Obligitory Backward South joke:

“So in South Carolina, a 13-year-old is considered an adult?”

Only if her husband says its okay.

As a kid I found the idea of an adult section at the library to be offensive. And I’m not talking about the sex books. I’m talking about all the other books I was not allowed to borrow because I was assumed to be too intellectually inferior to understand. (that’s the reason I was given when I was 10) Let the kids read what they want and maybe they’ll be less dumb than this mother when they grow up.

“Yeah because arguing that adults shouldn’t be exposed to art because people want the world to cater towards their kids is the same as arguing that kids shouldn’t be educated nor have books of their own.”

but unfortunately a lot of stupid people don’t see this as an issue of adults being exposed to art. they see this as an issue of “big government” spending tax payer money on weirdo pervert comic books to indoctrinate kids into some commie left wing homosexual cult. this story pops up every few months (there was a case involving trondheim’s dungeon series recently), the media loves it and it hurts libraries. and hurting libraries limits adults’ exposure to art.

should the mom have flipped through the book? yes. but, sadly, that’s expecting a lot from people. if libraries put stickers on certain graphic novels that say “contains adult themes” or “recommended for adults over 18″ they’d probably save themselves (and comic books) some bad press.

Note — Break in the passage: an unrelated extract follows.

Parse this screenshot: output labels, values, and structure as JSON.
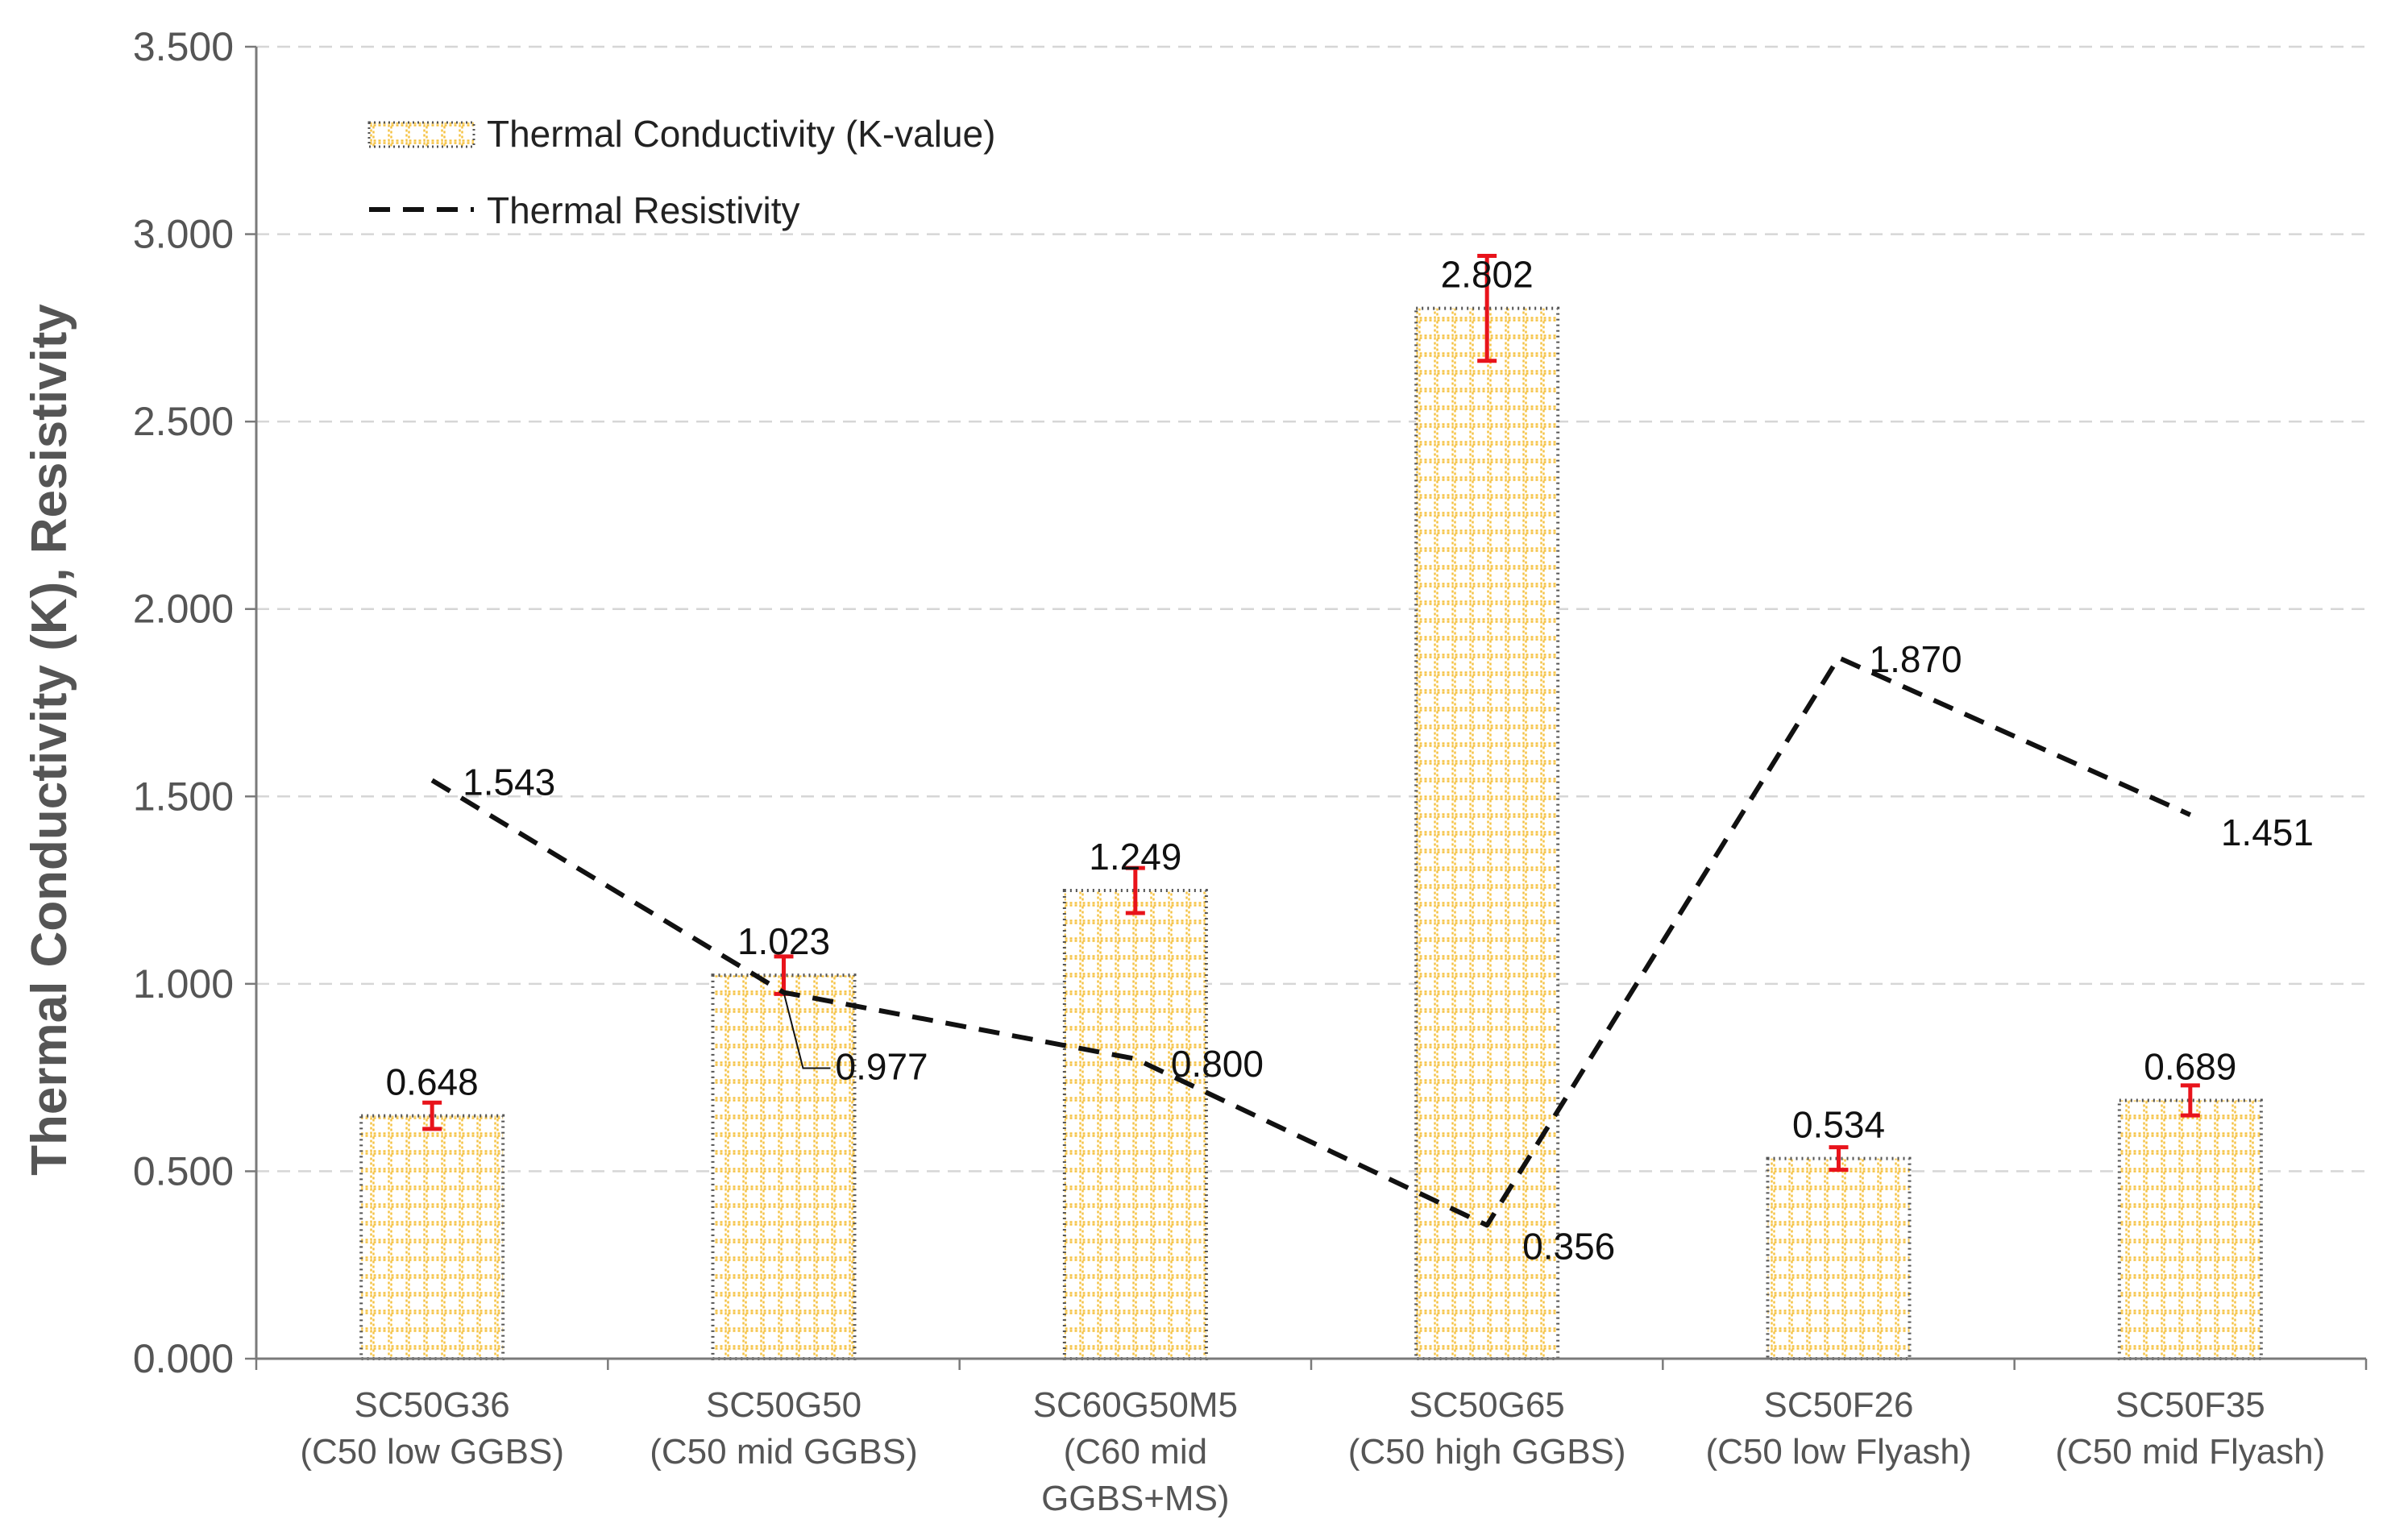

I don’t care about the stupid people. They’re stupid. I have a problem with people getting scared and giving into stupid people. I don’t care about a warning sticker. That’s not what this dummy wants. It is never what they want. They want to live in a world that considers them special because they have children and that the world should revolve around their little wee ones.

this is a quote from the “dummy:”

“I really think if they’re going to carry this type of material there needs to be a rating on it,” Gaske says. “There’s ratings on movies, music, video games. My daughter cannot go to the video game store and get a mature video game without me there.”

so that is what she wants. the library is against the ratings because “it’s up to each parent to read between the lines, and decide what’s appropriate for their child.” which is a great ideal but it’s not going to work out well for the library.

Someone took out a horror comic book in the adult section from their library and was shock to find out that it was a horror comic book mean for mature readers. I think those books should be back on the shelves, and the mom should have to take a course on understanding labels.

Also, I agree with Sirkowski; there’s nothing more infuriating than not being able to access a piece of literature, or art because of your age. I was never asked for ID at the library, but since I’ve turned 18, a new employee at my LCS has started asking me my age every time I buy something “for mature audiences.” A few years ago, I was refused entry to watch Watchmen, after having read the book four or five times, and having bought my ticket. Really, there’s a certain age where the parent shouldn’t even be involved with these kinds of things. If the kid was genuinely disgusted by this book, she should have stopped reading and returned it.